From the FT this morning:

"The third [ETF being launched] resembles a traditional hedge fund offering a “long-short” strategy, buying stocks of companies active in online retailing while betting against bricks-and-mortar chains. All three will track bespoke indices managed by ProShares."

https://www.ft.com/content/dea75884-65bc-11e7-9a66-93fb352ba1fe

It would be a fun exercise to match this strategy on Quantopian.

7 responses

What data source would you use to determine whether a stock is primarily brick and mortar vs online?

You could divide land and improvements by total revenue, think the value would be higher for brick and mortar retailers. They might be selling their stores and leasing them back though.

Here's their SEC filing for the fund. I'm not sure but I suspect they will need to publish the composition or methodology of the index. I suspect this will be straightforward to implement in Quantopian, at least approximately.

https://www.sec.gov/Archives/edgar/data/1174610/000119312517224197/d416133d485apos.htm#toc416133_4

@atiredmachine You could look at book to market ratio (the traditional value factor). I suspect the online retailers will be low value, and traditional retailers will be relatively good value.

Looks like book value yield and tangible book value per share both show up under valuation ratios.
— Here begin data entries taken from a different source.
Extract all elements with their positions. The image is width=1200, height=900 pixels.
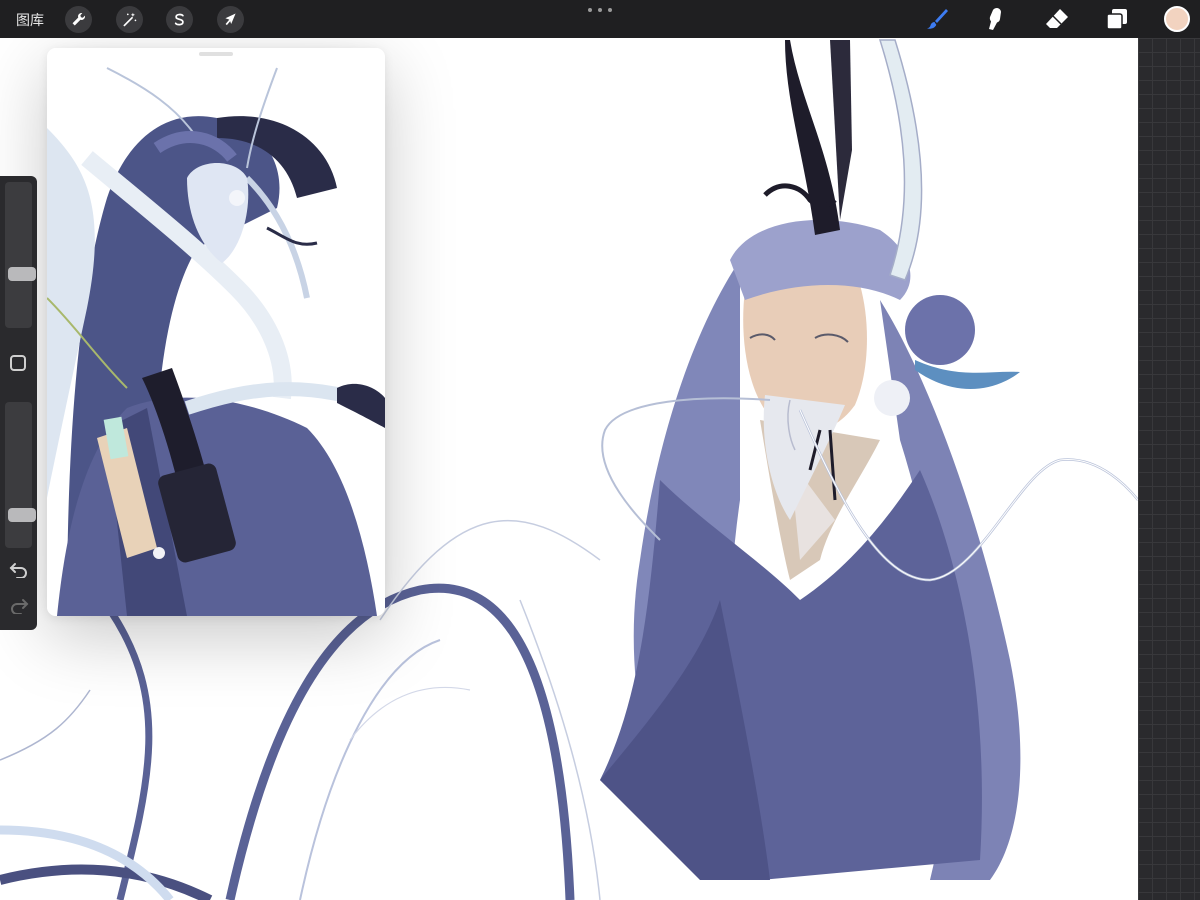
gallery-button[interactable]: 图库: [16, 10, 44, 30]
active-color-swatch[interactable]: [1164, 6, 1190, 32]
eraser-icon: [1046, 9, 1068, 28]
transform-button[interactable]: [217, 6, 244, 33]
magic-wand-icon: [123, 12, 137, 27]
more-options-icon[interactable]: [588, 2, 612, 18]
selection-button[interactable]: [166, 6, 193, 33]
modify-button[interactable]: [10, 355, 26, 371]
brush-opacity-slider-thumb[interactable]: [8, 508, 36, 522]
reference-illustration: [47, 48, 385, 616]
reference-drag-handle[interactable]: [199, 52, 233, 56]
left-sidebar: [0, 176, 37, 630]
wrench-icon: [72, 13, 85, 26]
layers-tool[interactable]: [1104, 6, 1130, 32]
canvas-margin-grid: [1138, 38, 1200, 900]
top-toolbar: 图库: [0, 0, 1200, 38]
layers-icon: [1106, 9, 1127, 30]
eraser-tool[interactable]: [1044, 6, 1070, 32]
brush-size-slider[interactable]: [5, 182, 36, 328]
brush-icon: [927, 9, 948, 29]
actions-button[interactable]: [65, 6, 92, 33]
selection-s-icon: [174, 13, 184, 26]
brush-tool[interactable]: [924, 6, 950, 32]
brush-opacity-slider[interactable]: [5, 402, 36, 548]
brush-size-slider-thumb[interactable]: [8, 267, 36, 281]
adjustments-button[interactable]: [116, 6, 143, 33]
undo-icon: [9, 563, 27, 579]
reference-window[interactable]: [47, 48, 385, 616]
smudge-tool[interactable]: [982, 6, 1008, 32]
redo-button[interactable]: [9, 596, 29, 615]
undo-button[interactable]: [9, 560, 29, 579]
redo-icon: [11, 599, 29, 615]
smudge-icon: [989, 8, 1001, 30]
arrow-cursor-icon: [225, 13, 236, 26]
Tangible book value yield might be a useful metric.

This ETF has now been released as of a few weeks ago.

I recreated in in Quantopian to see how the strategy/index performs historically.

My conclusion after studying this ETF is that their criteria for index inclusion is quite poor. For example, they don't differentiate between healthy, growing brick and mortar retailers with a big moat and ones drowning in debt and closing stores.

The strategy isn't a good fit for the Q Fund since it's not sector-neutral. It's also very high volatility. Also the types of improvements to the strategy that I think would be necessary to make it a winning strategy are hard to implement with the Quantopian framework.